The Dark History Of The Barbershop

The act of barbering has been around since 5000 BCE, when members of the ancient Egyptian nobility used sharpened oyster shells and flint as crude instruments for grooming, according to the National Barber Museum. But fast forward to Europe circa 900 CE and a barber's skills with sharp tools had evolved, making barbers the go-to guys for the surgical needs of the Dark-Ages crowd, because hey, if you are qualified to shave a beard, you can certainly open up bodies and tinker around.

According to the Barber-Surgeons Guild, barbers stepped into the world of surgery thanks to the needs of monks, who were required to keep closely shaved heads, so they had a lot of barber visits. The monks taught barbers the process of bloodletting, or cutting a vein to release blood in an effort to cure an ailment, a popular treatment for many conditions that was practiced for centuries, per the British Columbia Medical Journal.

The American Dental Association (ADA) reported that somewhere in between the years 1130-1163 rules were changed, prohibiting monks from doing any bloodletting, surgeries or tooth extraction, so that work fell on the shoulders of barbers, who became known as barber-surgeons.

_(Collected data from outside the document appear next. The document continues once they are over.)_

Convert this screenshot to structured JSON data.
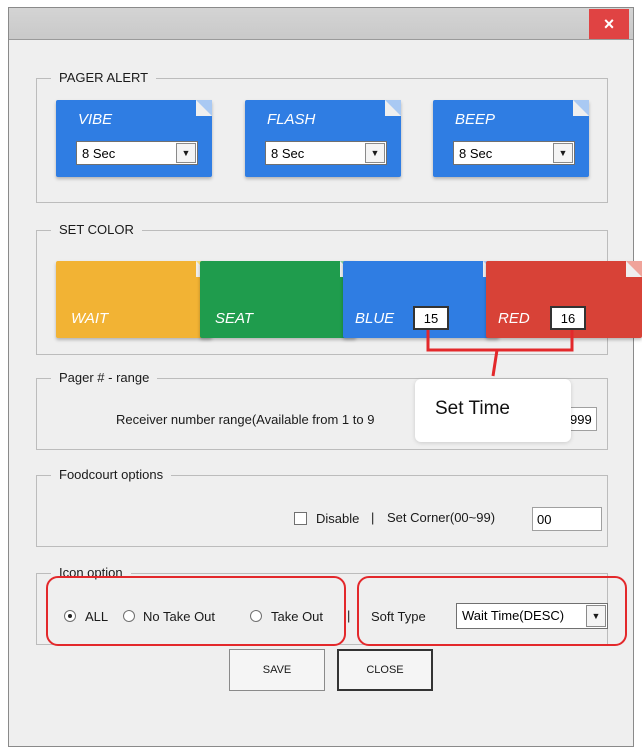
{
  "window": {
    "close_glyph": "×"
  },
  "pager_alert": {
    "title": "PAGER ALERT",
    "tiles": [
      {
        "label": "VIBE",
        "value": "8 Sec"
      },
      {
        "label": "FLASH",
        "value": "8 Sec"
      },
      {
        "label": "BEEP",
        "value": "8 Sec"
      }
    ]
  },
  "set_color": {
    "title": "SET COLOR",
    "tiles": [
      {
        "label": "WAIT"
      },
      {
        "label": "SEAT"
      },
      {
        "label": "BLUE",
        "time": "15"
      },
      {
        "label": "RED",
        "time": "16"
      }
    ]
  },
  "annotation": {
    "text": "Set Time"
  },
  "pager_range": {
    "title": "Pager # - range",
    "label": "Receiver number range(Available from 1 to 9",
    "value": "999"
  },
  "foodcourt": {
    "title": "Foodcourt options",
    "disable_label": "Disable",
    "separator": "|",
    "corner_label": "Set Corner(00~99)",
    "corner_value": "00"
  },
  "icon_option": {
    "title": "Icon option",
    "radios": [
      {
        "label": "ALL",
        "selected": true
      },
      {
        "label": "No Take Out",
        "selected": false
      },
      {
        "label": "Take Out",
        "selected": false
      }
    ],
    "separator": "|",
    "sort_label": "Soft Type",
    "sort_value": "Wait Time(DESC)"
  },
  "buttons": {
    "save": "SAVE",
    "close": "CLOSE"
  },
  "colors": {
    "blue": "#2f7de3",
    "yellow": "#f2b334",
    "green": "#1f9c4d",
    "red": "#d84237",
    "annotation": "#e3282b",
    "close": "#e04343"
  }
}
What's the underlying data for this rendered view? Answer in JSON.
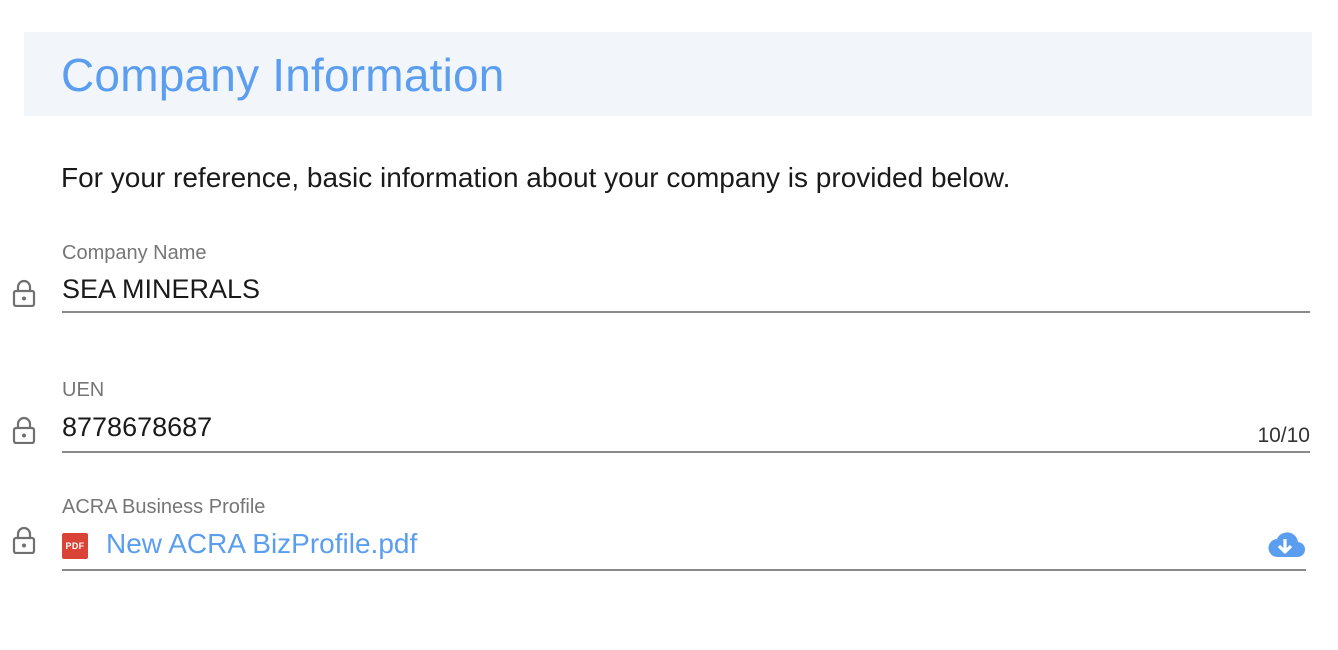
{
  "header": {
    "title": "Company Information"
  },
  "intro": "For your reference, basic information about your company is provided below.",
  "fields": [
    {
      "label": "Company Name",
      "value": "SEA MINERALS",
      "locked": true
    },
    {
      "label": "UEN",
      "value": "8778678687",
      "counter": "10/10",
      "locked": true
    },
    {
      "label": "ACRA Business Profile",
      "file_name": "New ACRA BizProfile.pdf",
      "file_badge": "PDF",
      "locked": true
    }
  ],
  "colors": {
    "accent": "#5b9ef0",
    "header_bg": "#f2f6fb",
    "pdf_badge": "#d94436"
  },
  "icons": {
    "lock": "lock-icon",
    "pdf": "pdf-file-icon",
    "download": "cloud-download-icon"
  }
}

According to the National Barber Museum it went on like that for 400 years, with the same men tasked to cut and style hair also being tasked to do the important work of bloodletting, dentistry, and tending to the surgical needs resulting from the battlefield. 

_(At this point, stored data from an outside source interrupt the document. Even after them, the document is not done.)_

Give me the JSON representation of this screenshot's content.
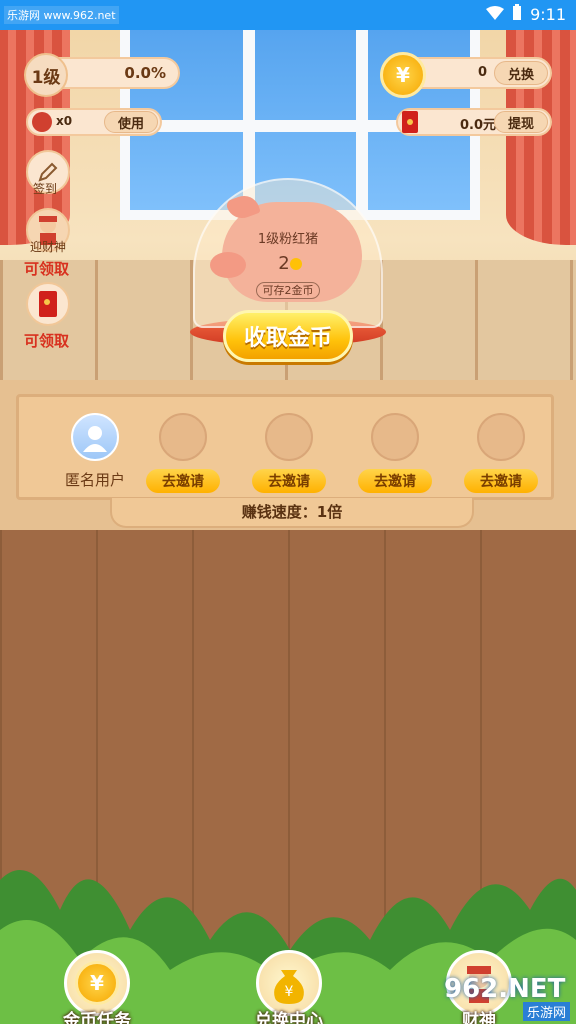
{
  "statusbar": {
    "watermark": "乐游网 www.962.net",
    "time": "9:11"
  },
  "level": {
    "badge": "1级",
    "percent": "0.0%"
  },
  "caishen": {
    "count": "x0",
    "use_label": "使用"
  },
  "coins": {
    "count": "0",
    "exchange_label": "兑换"
  },
  "cash": {
    "amount": "0.0元",
    "withdraw_label": "提现"
  },
  "side": {
    "checkin_label": "签到",
    "caishen_label": "迎财神",
    "caishen_status": "可领取",
    "redpack_status": "可领取"
  },
  "piggy": {
    "title": "1级粉红猪",
    "coins": "2",
    "capacity": "可存2金币",
    "collect_label": "收取金币"
  },
  "invite": {
    "slots": [
      {
        "name": "匿名用户",
        "type": "user"
      },
      {
        "button": "去邀请",
        "type": "invite"
      },
      {
        "button": "去邀请",
        "type": "invite"
      },
      {
        "button": "去邀请",
        "type": "invite"
      },
      {
        "button": "去邀请",
        "type": "invite"
      }
    ],
    "speed": "赚钱速度：1倍"
  },
  "nav": [
    {
      "label": "金币任务",
      "icon": "coin-icon"
    },
    {
      "label": "兑换中心",
      "icon": "money-bag-icon"
    },
    {
      "label": "财神",
      "icon": "caishen-icon"
    }
  ],
  "brand_watermark": {
    "big": "962.NET",
    "small": "乐游网"
  },
  "colors": {
    "statusbar": "#2196f3",
    "accent_gold": "#ffc20a",
    "accent_red": "#d8311f"
  }
}
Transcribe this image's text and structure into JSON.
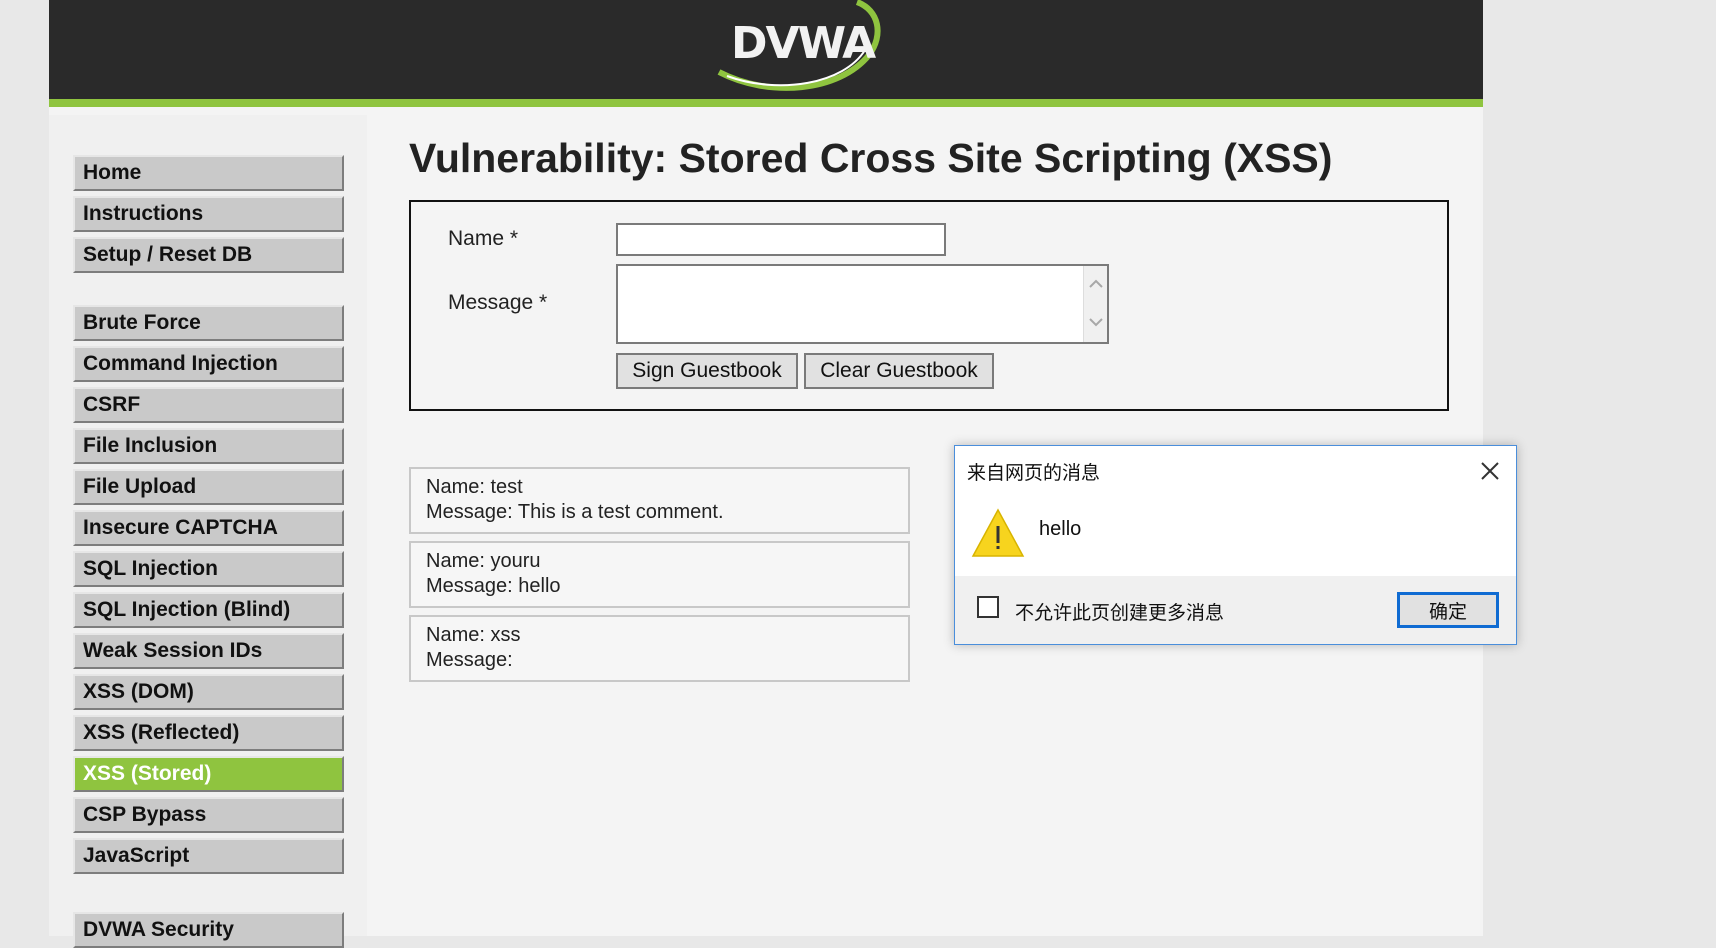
{
  "header": {
    "logo_text": "DVWA"
  },
  "sidebar": {
    "groups": [
      [
        "Home",
        "Instructions",
        "Setup / Reset DB"
      ],
      [
        "Brute Force",
        "Command Injection",
        "CSRF",
        "File Inclusion",
        "File Upload",
        "Insecure CAPTCHA",
        "SQL Injection",
        "SQL Injection (Blind)",
        "Weak Session IDs",
        "XSS (DOM)",
        "XSS (Reflected)",
        "XSS (Stored)",
        "CSP Bypass",
        "JavaScript"
      ],
      [
        "DVWA Security"
      ]
    ],
    "selected": "XSS (Stored)"
  },
  "main": {
    "title": "Vulnerability: Stored Cross Site Scripting (XSS)",
    "form": {
      "name_label": "Name *",
      "message_label": "Message *",
      "name_value": "",
      "message_value": "",
      "sign_button": "Sign Guestbook",
      "clear_button": "Clear Guestbook"
    },
    "entries": [
      {
        "name": "Name: test",
        "message": "Message: This is a test comment."
      },
      {
        "name": "Name: youru",
        "message": "Message: hello"
      },
      {
        "name": "Name: xss",
        "message": "Message:"
      }
    ]
  },
  "dialog": {
    "title": "来自网页的消息",
    "message": "hello",
    "checkbox_label": "不允许此页创建更多消息",
    "ok_button": "确定",
    "icon": "warning-icon"
  },
  "colors": {
    "accent_green": "#8fc43f",
    "header_bg": "#2a2a2a",
    "dialog_border": "#4a8edb"
  }
}
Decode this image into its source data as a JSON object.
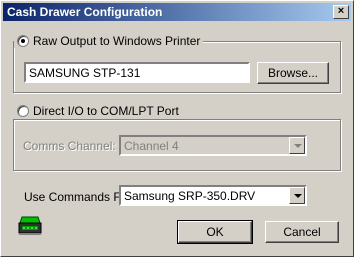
{
  "window": {
    "title": "Cash Drawer Configuration",
    "close_glyph": "×"
  },
  "raw_output": {
    "label": "Raw Output to Windows Printer",
    "selected": true,
    "printer_value": "SAMSUNG STP-131",
    "browse_label": "Browse..."
  },
  "direct_io": {
    "label": "Direct I/O to COM/LPT Port",
    "selected": false,
    "comms_label": "Comms Channel:",
    "comms_value": "Channel 4"
  },
  "commands": {
    "label": "Use Commands For",
    "value": "Samsung SRP-350.DRV"
  },
  "buttons": {
    "ok": "OK",
    "cancel": "Cancel"
  },
  "icons": {
    "drawer": "cash-drawer-icon"
  }
}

The days of barbers doing surgery is still symbolized at barbershops

According to the Barber-Surgeons Guild, it was precisely because barbers were so skillful with scissors and razors and the like that they were designated to do surgeries, something standard physicians were unwilling to do.

Yet distinctions were made between barbers and surgeons over time, and eventually barber-surgeons were ordered to stick to doing shaves, cutting hair, bloodletting, cupping, leeching, and pulling teeth, whereas those with actual surgical training and education were to do the more complex operations, the ADA reported. Still, according to the Barbershop Museum, it wasn't until 1775 that a bill was passed that officially separated barbers from surgeons, and it was then that barbers started using the iconic barber pole to separate and identify themselves.

According to History, the reason for today's barber pole colors harkens back to those bloody days at the barbershop. In Europe a barber pole is red and white. The red is symbolic of bloodletting and the white is symbolic of the bandages used by barber-surgeons to stop the bleeding. The pole itself is said to represent a pole-like object the patient would squeeze so the barber-surgeon could more easily find the vein.

In the U.S., blue was added to the barber pole's color pattern. According to History there are a couple of theories on that. One is that the blue is symbolic of the vein that was cut to release blood; another is that the blue, added to the red and white, is a show of patriotism.